Question

$21x^2-28x+10=0$

Answer 1

Given: $21x^2-28x+10=0$
Comparing the given equation with the general form of the quadratic equation $a{x}^2+bx+c=0$, we get $a=21,b=-28$ and $c=10$.
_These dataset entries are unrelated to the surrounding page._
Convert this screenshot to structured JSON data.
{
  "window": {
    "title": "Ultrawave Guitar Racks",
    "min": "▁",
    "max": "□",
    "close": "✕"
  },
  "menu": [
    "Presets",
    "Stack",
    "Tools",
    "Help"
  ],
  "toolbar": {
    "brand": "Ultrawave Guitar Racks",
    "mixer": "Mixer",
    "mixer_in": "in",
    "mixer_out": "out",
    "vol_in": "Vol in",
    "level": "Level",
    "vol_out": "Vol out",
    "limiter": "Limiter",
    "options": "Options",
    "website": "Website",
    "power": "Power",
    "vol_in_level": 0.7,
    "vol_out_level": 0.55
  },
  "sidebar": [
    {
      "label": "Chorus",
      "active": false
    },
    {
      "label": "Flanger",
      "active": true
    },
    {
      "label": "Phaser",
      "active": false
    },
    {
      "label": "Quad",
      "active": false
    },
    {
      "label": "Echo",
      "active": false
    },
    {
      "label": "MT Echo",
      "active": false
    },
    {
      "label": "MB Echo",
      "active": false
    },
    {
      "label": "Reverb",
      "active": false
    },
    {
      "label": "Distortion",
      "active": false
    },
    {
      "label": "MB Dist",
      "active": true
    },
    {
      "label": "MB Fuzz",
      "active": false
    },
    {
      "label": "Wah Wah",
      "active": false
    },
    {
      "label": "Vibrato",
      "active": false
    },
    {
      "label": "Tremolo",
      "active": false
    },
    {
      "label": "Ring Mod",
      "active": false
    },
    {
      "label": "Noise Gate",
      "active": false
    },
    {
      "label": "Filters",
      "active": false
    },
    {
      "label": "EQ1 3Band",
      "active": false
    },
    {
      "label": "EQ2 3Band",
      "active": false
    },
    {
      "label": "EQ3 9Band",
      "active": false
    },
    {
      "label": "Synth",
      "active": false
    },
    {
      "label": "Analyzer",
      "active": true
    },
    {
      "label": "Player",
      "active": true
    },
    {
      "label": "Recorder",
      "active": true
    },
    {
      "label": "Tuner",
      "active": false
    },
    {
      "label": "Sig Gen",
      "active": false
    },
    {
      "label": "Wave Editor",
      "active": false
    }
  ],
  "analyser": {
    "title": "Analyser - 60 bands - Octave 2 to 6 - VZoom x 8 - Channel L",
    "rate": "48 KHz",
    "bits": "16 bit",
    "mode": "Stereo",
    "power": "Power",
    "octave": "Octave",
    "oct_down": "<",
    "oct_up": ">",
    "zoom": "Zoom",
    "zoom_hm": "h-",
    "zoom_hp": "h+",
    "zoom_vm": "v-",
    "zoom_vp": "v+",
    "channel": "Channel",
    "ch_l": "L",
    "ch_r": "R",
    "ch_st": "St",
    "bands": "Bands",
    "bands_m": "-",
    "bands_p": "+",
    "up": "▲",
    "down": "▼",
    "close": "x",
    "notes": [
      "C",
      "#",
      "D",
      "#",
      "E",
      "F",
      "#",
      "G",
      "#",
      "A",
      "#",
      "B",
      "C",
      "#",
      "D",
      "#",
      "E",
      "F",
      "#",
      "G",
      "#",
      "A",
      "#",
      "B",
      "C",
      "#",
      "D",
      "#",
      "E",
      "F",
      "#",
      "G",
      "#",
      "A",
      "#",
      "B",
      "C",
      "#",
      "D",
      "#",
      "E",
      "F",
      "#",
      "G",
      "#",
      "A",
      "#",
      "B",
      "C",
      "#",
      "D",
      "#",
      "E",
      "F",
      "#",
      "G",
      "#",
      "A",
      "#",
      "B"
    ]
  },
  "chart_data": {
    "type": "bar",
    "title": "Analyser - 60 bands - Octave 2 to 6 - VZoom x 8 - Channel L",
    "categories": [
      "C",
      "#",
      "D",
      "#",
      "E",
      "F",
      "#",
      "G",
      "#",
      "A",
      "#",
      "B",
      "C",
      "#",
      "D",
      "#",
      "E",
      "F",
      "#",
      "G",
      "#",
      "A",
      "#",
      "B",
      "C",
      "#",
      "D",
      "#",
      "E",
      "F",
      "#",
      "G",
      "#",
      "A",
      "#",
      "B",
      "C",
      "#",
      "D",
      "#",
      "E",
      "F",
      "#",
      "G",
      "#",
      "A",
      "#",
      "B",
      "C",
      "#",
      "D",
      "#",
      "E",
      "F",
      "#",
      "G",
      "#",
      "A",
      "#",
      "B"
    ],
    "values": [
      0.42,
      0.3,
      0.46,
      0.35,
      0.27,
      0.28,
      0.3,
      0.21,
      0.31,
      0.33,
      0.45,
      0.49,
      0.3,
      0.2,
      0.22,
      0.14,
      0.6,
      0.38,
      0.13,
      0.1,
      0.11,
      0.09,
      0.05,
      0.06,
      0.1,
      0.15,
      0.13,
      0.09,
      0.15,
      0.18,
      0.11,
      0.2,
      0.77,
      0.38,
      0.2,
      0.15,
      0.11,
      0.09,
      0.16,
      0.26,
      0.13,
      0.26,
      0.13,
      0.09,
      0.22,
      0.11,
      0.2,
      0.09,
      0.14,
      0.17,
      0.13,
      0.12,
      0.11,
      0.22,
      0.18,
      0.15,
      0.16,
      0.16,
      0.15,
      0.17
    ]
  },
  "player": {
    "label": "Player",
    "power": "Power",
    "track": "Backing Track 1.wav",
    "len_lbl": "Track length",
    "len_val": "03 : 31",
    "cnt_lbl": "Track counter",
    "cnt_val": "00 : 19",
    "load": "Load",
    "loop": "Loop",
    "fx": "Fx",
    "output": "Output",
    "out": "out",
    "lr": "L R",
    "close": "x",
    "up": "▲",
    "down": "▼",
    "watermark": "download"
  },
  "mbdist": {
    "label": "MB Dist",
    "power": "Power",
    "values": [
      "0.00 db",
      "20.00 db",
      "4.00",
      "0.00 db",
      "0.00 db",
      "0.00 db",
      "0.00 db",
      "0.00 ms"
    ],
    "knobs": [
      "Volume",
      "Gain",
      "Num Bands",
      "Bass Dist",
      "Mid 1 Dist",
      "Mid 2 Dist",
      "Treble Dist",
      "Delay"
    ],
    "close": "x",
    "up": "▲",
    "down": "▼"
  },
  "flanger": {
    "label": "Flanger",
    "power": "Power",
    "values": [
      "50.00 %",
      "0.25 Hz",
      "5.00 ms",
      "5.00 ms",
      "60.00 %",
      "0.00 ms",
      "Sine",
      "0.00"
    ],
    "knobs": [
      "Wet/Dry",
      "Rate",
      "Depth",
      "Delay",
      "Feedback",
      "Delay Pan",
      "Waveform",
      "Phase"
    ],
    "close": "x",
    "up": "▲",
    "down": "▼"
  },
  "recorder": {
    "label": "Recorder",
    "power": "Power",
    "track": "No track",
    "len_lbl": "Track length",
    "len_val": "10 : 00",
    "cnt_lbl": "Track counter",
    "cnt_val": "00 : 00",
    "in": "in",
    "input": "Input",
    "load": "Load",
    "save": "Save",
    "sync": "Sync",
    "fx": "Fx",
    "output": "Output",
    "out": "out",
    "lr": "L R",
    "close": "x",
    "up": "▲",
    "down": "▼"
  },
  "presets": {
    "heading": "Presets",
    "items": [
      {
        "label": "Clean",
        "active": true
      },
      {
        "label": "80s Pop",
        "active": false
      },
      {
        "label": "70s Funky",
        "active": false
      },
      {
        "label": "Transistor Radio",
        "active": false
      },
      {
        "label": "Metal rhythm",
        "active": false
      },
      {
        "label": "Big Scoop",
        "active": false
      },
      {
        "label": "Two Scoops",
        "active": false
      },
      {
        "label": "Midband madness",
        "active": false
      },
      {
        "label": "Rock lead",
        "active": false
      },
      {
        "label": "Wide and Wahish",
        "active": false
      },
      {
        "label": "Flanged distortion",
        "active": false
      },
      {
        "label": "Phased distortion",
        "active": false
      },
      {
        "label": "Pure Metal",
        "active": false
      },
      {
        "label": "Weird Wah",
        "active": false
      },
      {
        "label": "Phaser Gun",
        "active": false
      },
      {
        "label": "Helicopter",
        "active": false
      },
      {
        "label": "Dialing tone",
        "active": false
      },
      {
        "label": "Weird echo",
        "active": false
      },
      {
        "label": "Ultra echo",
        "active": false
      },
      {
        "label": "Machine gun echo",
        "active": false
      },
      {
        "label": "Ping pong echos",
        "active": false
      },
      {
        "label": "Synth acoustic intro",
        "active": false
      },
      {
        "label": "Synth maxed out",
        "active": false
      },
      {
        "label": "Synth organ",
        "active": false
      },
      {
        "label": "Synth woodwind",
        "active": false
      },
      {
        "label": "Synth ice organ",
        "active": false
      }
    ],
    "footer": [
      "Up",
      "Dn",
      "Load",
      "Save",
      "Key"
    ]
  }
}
Substituting these values in $\alpha =\frac{-b+\sqrt{b^2-4ac}}{2a}$ and $\beta =\frac{-b-\sqrt{b^2-4ac}}{2a}$, we get:

$\alpha =\frac{28+\sqrt{784-4\times 21\times 10}}{2\times 21}$ and $\beta =\frac{28-\sqrt{784-4\times 21\times 10}}{2\times 21}$

$\Rightarrow \alpha =\frac{28+\sqrt{-56}}{42}$ and $\beta =\frac{28-\sqrt{-56}}{42}$

$\Rightarrow \alpha =\frac{28+2i\sqrt{14}}{42}$ and $\beta =\frac{28-2i\sqrt{14}}{42}$

$\Rightarrow \alpha =\frac{14+i\sqrt{14}}{21}$ and $\beta =\frac{14-i\sqrt{14}}{21}$

$\Rightarrow \alpha =\frac{2}{3}+\frac{\sqrt{14}}{21}i$ and $\beta =\frac{2}{3}-\frac{\sqrt{14}}{21}i$



Hence, the roots of the equation are $\frac{2}{3}\pm \frac{\sqrt{14}}{21}$.